新炒好的紅燒茄子倒入碗中,何銘很少吃人類的菜,但在人類中混跡多年,早就練就很多人都自嘆不如的超凡技藝,滿意的端着菜走出廚房,滾滾溜來的箱子飛一般的撞來。
“搞什麼鬼。”破壞勞資好心情,何銘橫踢一腳,撲到地上的箱子在地上快速的轉着圈滾到快捷支架桌,上面放着幾本可好愛看的書和一盆袖珍綠色盆景,笨重的箱子撞挎支架桌角,書斜飛出,箱子的速度快的孤城都攔不住,盆景飛落兩圈,支離破碎的盆景杯碎裂聲,小抔紅泥土裡露出白色的植物根。
孤城冷然收回要去撲箱子的手。
何銘的臉鬱怒的可以說陰森恐怖,有如雷電之將作;平常的小撒嬌柔作,偶爾的紳士貴族氣息不復,平易近人的柔退隱,兩隻裡燃燒着熊熊烈火。眼睛冒出的火要焚燒掉一切般,抿緊的嘴脣裡藏着咬得死生物的牙齒,恨不得上去咬死睡月。

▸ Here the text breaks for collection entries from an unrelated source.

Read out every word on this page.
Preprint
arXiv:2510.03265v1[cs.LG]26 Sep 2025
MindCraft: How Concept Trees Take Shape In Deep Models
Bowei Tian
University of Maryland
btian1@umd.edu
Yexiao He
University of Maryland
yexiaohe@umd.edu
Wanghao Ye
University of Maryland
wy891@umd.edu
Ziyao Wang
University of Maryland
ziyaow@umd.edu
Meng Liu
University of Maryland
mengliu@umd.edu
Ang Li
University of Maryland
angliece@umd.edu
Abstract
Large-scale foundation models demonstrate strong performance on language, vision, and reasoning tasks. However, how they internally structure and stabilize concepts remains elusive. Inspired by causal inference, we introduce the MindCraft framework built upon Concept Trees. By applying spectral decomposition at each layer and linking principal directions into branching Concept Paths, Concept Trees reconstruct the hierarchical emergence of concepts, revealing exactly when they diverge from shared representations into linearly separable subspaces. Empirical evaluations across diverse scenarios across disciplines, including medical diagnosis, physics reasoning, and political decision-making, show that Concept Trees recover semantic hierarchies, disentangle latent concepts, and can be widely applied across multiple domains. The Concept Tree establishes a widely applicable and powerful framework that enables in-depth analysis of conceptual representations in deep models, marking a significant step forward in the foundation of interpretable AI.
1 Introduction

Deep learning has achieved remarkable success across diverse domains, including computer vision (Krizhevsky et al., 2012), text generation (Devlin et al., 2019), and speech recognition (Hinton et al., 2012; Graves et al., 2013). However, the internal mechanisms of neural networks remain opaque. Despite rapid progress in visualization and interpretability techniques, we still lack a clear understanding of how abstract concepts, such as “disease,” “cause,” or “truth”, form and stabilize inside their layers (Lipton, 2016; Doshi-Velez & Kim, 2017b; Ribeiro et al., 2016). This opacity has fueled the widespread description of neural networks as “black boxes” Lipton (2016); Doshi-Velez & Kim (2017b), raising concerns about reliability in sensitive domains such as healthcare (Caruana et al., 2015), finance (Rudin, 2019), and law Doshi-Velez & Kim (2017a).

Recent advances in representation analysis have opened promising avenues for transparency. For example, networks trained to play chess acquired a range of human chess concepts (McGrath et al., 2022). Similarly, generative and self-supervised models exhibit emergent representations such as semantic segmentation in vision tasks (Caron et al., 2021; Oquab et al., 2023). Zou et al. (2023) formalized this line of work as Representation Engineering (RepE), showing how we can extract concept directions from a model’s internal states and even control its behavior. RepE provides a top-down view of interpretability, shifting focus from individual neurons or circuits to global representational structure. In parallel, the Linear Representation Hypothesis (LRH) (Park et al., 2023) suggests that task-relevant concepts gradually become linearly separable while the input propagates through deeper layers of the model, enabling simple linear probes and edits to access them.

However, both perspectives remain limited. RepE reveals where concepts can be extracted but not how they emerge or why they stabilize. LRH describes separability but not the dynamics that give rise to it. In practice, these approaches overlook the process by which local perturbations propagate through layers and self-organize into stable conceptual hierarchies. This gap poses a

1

“剛來就要造反不是?睡月你別老小姐脾氣,我們可不懂的什麼叫遷就,還有,這世上不只有你一個測算師。”何銘笑的很陰鬱,指着睡月警告道。
睡月雙手叉腰,學着何銘誇張的咧嘴一笑,嘴角邊綻出兩個小酒窩,整齊的牙齒白的晃眼。
何銘當她羊癲瘋發作,哪知她神經的伸腿踢飯桌,孤城舉高支架桌旁邊的實心木質小方凳砸再打直要提到飯桌的腿。
“青蔥你還傻看着我幹嘛?除了你勸的了架,我去還不火上加油,等會把這棟宿舍樓拆了都可能。”局面非常緊張,何銘和孤城步步逼上睡月,要羣毆她啊!
青蔥後知後覺的去拉住不甘示弱的睡月:“你別鬧好嗎?如果你要這樣,你可以離開,回你的睡家,那裡有的是人讓着你,畏懼着你,寵着你,置於離婚書我會寄給你。”
“青蔥,你就只知道怪我,怪我,怪我,我是有壞人標榜證明嗎?你們那麼看我不爽,一個個就知道護着可好,我哪裡有公主病,你心如死灰這幾個月來,我什麼低三下四的事沒做過,就差賣肉,嗚嗚~我……我做這麼多是爲了誰?……還不是爲你,嗚嗚~你是沒看到自己見到她沒死……的那樣子,是我做再多也不會出現的激動和失而復得的開心。”抽噎着一邊抹淚,一邊彎腰撿起包裹要走,睡月哭的很壓抑,她明明不想哭,不想暴露出自己的脆弱,她忍不住,控制不了。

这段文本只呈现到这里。